Ia menambahkan, JMS 2026 merupakan puncak rangkaian kegiatan yang sebelumnya diawali dengan bimbingan teknis pengelolaan situs web pemerintah daerah.
Inisiator acara sekaligus CEO PT Arkadia Digital Media Tbk dan Pemimpin Redaksi Suara.com, Suwarjono, menekankan bahwa model bisnis media konvensional telah berubah total dan memerlukan langkah antisipasi segera.
"Jika tidak segera menerapkan cara atau model bisnis baru, kita bisa tenggelam," tegas Suwarjono.
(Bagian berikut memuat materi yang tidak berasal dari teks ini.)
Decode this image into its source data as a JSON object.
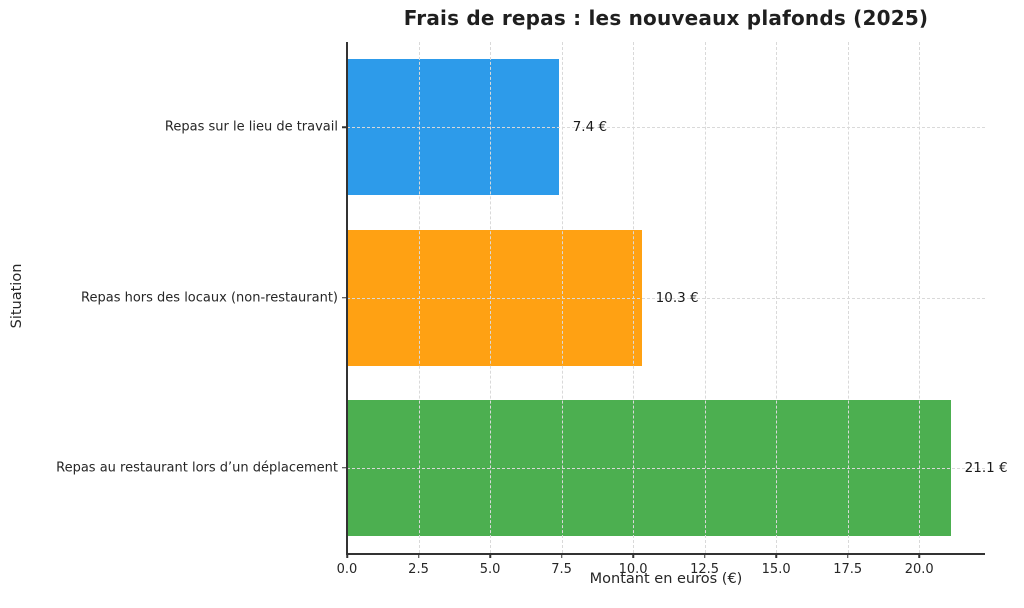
{
  "chart_data": {
    "type": "bar",
    "orientation": "horizontal",
    "title": "Frais de repas : les nouveaux plafonds (2025)",
    "xlabel": "Montant en euros (€)",
    "ylabel": "Situation",
    "categories": [
      "Repas sur le lieu de travail",
      "Repas hors des locaux (non-restaurant)",
      "Repas au restaurant lors d’un déplacement"
    ],
    "values": [
      7.4,
      10.3,
      21.1
    ],
    "value_labels": [
      "7.4 €",
      "10.3 €",
      "21.1 €"
    ],
    "bar_colors": [
      "#2D9BEA",
      "#FFA113",
      "#4CAF50"
    ],
    "x_ticks": [
      "0.0",
      "2.5",
      "5.0",
      "7.5",
      "10.0",
      "12.5",
      "15.0",
      "17.5",
      "20.0"
    ],
    "xlim": [
      0,
      22.3
    ],
    "grid": "dashed, both axes, drawn over bars",
    "legend": "none",
    "spine_color": "#333333",
    "grid_color": "#d9d9d9",
    "background_color": "#ffffff"
  }
}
Ia menggambarkan masa depan media di mana konten akan disajikan secara otomatis kepada audiens sepanjang hari, sehingga menuntut media lokal untuk membuka diri dan beradaptasi lebih cepat.
Di sisi lain, Pemerintah Provinsi Jawa Tengah memberikan apresiasi tinggi terhadap kontribusi pers dalam pembangunan daerah. Peran media dinilai krusial dalam mengantarkan Jawa Tengah meraih peringkat ketiga nasional pada Indeks Demokrasi Indonesia (IDI).
Meski begitu, Wakil Gubernur Jawa Tengah memberikan catatan kritis agar fungsi kontrol sosial media lokal lebih dipertajam, terutama dalam mengawal dampak pertumbuhan ekonomi terhadap kesejahteraan masyarakat di akar rumput. Media diharapkan aktif menyuarakan kebutuhan masyarakat sebagai bahan evaluasi kebijakan pemerintah.
Baca Juga: Bebas dari Penjara Israel, 9 Relawan Flotilla Asal Indonesia Mengaku Dipukuli dan Disetrum
Terkait tantangan digital, Pemprov Jateng juga menyoroti fenomena penurunan minat masyarakat terhadap media arus utama (mainstream) yang mulai kalah bersaing dengan konten berbasis video pendek dan homeless media.
Untuk menghadapi tantangan tersebut, media mainstream didorong untuk segera melakukan terobosan kreatif, salah satunya dengan melibatkan generasi muda dalam proses produksi konten agar tetap relevan dengan kebutuhan audiens masa kini.